Pero la señorita de Bingley era incapaz de mortificar en nada a Darcy, y por eso insistió en pretender que explicara los dos motivos a que él aludiera.

—No he de oponerme a explicarlos —dijo él en cuanto se le invitó a hablar—: ustedes eligen ese modo de pasar el rato o porque tienen que hacerse alguna particular confidencia para tratar asuntos secretos o porque saben que sus figuras resultan mejor paseando; si es por lo primero, me interpondría en absoluto en su camino si me unía, y si es lo segundo, mejor las puedo admirar a ustedes sentado junto al fuego.

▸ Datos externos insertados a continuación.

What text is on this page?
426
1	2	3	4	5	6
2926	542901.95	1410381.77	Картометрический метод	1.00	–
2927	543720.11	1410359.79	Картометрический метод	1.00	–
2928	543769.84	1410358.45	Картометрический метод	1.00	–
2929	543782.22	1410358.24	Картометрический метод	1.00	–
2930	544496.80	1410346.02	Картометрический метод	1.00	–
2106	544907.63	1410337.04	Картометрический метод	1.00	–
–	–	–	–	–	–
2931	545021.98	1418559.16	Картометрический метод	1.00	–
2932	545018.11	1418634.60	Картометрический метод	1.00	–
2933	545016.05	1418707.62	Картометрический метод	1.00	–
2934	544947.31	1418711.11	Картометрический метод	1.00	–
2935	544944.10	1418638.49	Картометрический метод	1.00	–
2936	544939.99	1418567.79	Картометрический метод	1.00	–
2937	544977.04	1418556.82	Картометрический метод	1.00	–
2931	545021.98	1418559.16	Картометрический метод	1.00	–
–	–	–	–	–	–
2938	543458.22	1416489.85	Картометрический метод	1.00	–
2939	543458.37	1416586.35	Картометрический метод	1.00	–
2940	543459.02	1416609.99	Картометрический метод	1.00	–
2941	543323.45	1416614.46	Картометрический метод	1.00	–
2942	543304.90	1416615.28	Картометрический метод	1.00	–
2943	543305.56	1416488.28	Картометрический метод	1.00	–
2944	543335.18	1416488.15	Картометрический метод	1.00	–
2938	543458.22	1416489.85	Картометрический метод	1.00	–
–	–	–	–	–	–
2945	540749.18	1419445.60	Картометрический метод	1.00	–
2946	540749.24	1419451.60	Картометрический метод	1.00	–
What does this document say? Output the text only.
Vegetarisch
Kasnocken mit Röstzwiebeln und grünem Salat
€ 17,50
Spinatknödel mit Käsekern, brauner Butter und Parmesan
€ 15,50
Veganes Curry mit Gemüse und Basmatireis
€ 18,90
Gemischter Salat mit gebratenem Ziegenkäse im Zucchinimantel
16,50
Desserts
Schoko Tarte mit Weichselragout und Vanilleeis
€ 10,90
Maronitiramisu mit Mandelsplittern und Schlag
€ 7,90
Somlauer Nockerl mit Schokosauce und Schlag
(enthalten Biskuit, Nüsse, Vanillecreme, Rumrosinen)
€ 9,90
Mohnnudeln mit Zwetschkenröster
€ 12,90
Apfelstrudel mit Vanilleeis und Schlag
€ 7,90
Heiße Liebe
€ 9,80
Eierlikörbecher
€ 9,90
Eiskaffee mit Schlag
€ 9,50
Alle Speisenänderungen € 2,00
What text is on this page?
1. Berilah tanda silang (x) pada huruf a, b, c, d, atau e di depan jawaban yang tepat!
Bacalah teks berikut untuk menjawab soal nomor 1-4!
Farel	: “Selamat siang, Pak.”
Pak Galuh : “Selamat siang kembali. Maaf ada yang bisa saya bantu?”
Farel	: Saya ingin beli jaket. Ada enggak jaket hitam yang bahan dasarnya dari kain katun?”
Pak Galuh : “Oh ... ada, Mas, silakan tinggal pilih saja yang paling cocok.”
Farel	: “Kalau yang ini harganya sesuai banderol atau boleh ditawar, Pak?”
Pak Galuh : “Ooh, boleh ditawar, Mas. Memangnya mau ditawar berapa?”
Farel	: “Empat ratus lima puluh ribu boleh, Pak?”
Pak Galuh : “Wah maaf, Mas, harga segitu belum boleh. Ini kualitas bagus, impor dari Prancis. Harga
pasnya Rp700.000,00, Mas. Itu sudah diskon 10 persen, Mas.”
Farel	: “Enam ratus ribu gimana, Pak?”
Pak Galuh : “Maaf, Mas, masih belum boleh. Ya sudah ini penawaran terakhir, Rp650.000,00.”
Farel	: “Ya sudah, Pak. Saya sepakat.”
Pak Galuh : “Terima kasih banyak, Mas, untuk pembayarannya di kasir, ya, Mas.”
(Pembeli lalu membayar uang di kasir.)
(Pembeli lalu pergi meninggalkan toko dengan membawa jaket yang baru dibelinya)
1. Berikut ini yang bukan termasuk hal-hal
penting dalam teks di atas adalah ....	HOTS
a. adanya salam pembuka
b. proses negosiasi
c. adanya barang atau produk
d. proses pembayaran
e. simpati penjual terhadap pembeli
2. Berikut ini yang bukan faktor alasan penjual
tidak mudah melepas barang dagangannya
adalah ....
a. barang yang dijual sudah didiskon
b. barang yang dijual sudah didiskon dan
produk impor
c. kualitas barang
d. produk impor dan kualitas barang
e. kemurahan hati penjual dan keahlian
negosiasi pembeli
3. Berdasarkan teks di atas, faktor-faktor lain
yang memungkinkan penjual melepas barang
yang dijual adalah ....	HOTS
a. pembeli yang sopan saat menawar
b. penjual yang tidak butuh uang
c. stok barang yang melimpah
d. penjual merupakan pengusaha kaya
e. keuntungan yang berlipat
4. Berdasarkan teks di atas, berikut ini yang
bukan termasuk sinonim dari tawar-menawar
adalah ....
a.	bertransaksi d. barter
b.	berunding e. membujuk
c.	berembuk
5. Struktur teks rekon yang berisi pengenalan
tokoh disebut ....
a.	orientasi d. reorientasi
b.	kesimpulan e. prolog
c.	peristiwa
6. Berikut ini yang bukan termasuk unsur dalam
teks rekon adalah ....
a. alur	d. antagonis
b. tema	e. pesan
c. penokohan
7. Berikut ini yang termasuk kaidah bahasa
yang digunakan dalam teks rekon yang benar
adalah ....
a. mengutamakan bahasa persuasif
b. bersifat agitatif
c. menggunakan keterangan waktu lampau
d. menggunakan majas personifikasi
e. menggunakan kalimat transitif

—¡Oh!, eso es horrible —exclamó la señorita de Bingley—; nunca he oído nada tan abominable. ¿Cómo le castigaríamos por lo que ha dicho?

— Nada más fácil, con sólo que lo pretenda usted —repuso Isabel—. Todos nos podemos atormentar y castigar. Mortifíquelo usted, búrlese usted de él. Usted, que es su íntima, debe saber lo que conviene que se le haga.

—Pues es bien cierto que no lo sé. Aseguro a usted que mi intimidad aun no me ha enseñado eso. ¡Mortificar a un temperamento tan tranquilo, a la misma presencia de ánimo! No, no; creo que no saldría gananciosa con eso; y en cuanto a burlarnos, no habremos de exponernos a hacerlo sin motivo.

Del señor Darcy no se puede una reír.